The antioxidant (Irganox 1010) showed a higher free radical concentration than the three photo-radical initiators. The reason is believed to be that the free radicals generated by the antioxidant are more stable and disappear less than those of the photo-radical initiators. Therefore, as the light irradiation time increases, the amount of free radicals accumulated in the system is greater.

In the system of using a photo-radical initiator (IRG651 or IRG819) and an antioxidant together, the free radical concentration was lower than that when the antioxidant was used alone.
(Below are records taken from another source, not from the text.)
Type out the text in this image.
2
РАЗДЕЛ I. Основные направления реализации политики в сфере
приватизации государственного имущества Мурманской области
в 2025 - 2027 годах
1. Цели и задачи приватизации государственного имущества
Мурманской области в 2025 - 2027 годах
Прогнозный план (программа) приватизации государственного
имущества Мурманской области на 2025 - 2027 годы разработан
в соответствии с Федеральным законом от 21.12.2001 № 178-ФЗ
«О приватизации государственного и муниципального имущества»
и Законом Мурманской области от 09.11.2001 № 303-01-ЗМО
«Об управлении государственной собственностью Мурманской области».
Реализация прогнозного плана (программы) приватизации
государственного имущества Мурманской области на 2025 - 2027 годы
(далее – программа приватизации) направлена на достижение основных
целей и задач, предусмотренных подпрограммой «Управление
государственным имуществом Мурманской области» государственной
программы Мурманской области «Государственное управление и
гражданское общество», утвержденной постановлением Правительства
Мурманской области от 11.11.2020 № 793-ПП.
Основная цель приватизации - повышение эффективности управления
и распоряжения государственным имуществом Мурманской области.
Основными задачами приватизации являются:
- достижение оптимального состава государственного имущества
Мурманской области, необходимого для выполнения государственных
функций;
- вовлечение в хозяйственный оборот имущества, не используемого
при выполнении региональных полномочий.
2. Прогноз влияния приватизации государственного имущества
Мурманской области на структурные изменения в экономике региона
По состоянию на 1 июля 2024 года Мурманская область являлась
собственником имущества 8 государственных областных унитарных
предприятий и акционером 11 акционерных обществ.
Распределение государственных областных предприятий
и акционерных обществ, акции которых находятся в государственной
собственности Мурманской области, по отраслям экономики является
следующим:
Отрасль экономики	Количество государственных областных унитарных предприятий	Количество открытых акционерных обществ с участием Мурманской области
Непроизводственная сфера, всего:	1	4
Since the free radical concentration of the combined system was lower than the sum of the cases of using a photo-radical initiator alone and the case of using an antioxidant alone, it is believed that the free radicals generated from the photo-radical initiator were captured by the antioxidant.
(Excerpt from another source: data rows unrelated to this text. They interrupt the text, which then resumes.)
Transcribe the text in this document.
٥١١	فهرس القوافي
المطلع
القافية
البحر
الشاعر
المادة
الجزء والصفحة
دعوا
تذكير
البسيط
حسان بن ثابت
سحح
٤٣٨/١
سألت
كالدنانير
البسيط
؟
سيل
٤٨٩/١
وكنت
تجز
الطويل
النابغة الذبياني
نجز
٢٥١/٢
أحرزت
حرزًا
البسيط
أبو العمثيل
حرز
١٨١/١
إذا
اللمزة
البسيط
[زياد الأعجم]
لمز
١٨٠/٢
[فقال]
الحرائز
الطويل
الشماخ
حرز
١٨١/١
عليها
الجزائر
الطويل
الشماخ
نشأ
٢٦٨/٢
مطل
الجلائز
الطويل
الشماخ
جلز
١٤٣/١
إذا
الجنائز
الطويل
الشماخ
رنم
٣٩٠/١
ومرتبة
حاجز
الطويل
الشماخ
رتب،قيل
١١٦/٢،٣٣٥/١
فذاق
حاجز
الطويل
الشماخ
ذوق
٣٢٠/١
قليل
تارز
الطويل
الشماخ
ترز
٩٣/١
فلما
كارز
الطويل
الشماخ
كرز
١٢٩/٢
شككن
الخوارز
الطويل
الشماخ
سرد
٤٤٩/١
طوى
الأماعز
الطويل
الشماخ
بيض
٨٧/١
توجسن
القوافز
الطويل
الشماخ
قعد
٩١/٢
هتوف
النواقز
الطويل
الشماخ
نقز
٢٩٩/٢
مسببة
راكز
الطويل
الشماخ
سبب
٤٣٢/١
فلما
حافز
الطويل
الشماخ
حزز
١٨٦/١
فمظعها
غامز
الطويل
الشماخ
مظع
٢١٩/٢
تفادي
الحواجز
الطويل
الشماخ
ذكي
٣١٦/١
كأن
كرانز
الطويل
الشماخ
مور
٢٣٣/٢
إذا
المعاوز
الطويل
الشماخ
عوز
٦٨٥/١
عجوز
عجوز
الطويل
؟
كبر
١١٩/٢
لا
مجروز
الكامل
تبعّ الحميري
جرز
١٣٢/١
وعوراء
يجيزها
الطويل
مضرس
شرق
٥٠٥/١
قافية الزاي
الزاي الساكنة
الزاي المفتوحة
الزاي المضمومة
1. Film substrate 2. Adhesive layer 5. Isolation element 10. Reinforcement film 20. Device

FIG1 is a cross-sectional view showing the laminated structure of the reinforcing film. FIG2 is a cross-sectional view showing the laminated structure of the reinforcing film. FIG3 is a cross-sectional view showing a device with the reinforcing film attached thereto. FIG4 is a graph showing the results of measuring the amount of free radicals generated by light irradiation at extremely low temperatures.

Claims (8)

A reinforcing film comprises a film substrate and an adhesive layer fixedly laminated on one main surface of the film substrate; the adhesive layer comprises a photocurable composition containing a base polymer, a photocuring agent, a photoradical initiator, and an antioxidant, and the adhesive layer comprises 10 to 50 parts by weight of the photocuring agent, 0.01 to 1 part by weight of the photoradical initiator, and 0.01 to 2 parts by weight of the antioxidant relative to 100 parts by weight of the base polymer, and the content of the antioxidant is 0.2 to 3 times the content of the photoradical initiator. As in claim 1, the photo-radical initiator has an absorption peak in the wavelength range of 310nm to 355nm, and does not show an absorption peak at wavelengths longer than 360nm. As in claim 1 or 2, the reinforcing film, wherein the base polymer contains one or more monomer units selected from the group consisting of hydroxyl-containing monomers and carboxyl-containing monomers, and a cross-linking structure is introduced by a cross-linking agent bonded to a hydroxyl group or a carboxyl group. The reinforcing film of claim 1 or 2 contains an acrylic polymer as the above-mentioned base polymer. As in claim 4, the reinforcing film, wherein the acrylic polymer contains 5 to 50% by weight of a monomer component whose homopolymer glass transition temperature is above 40°C. As in the reinforcing film of claim 1 or 2, the photocuring agent is a multifunctional (meth)acrylate. For the reinforcing film of claim 1 or 2, the functional group equivalent of the above-mentioned photocuring agent is 100~500g/eq. For the reinforcing film of claim 1 or 2, the adhesion between the adhesive layer and the polyimide film before light curing is 0.005~5N/25mm, and the adhesion between the adhesive layer and the polyimide film after light curing is 6N/25mm or more.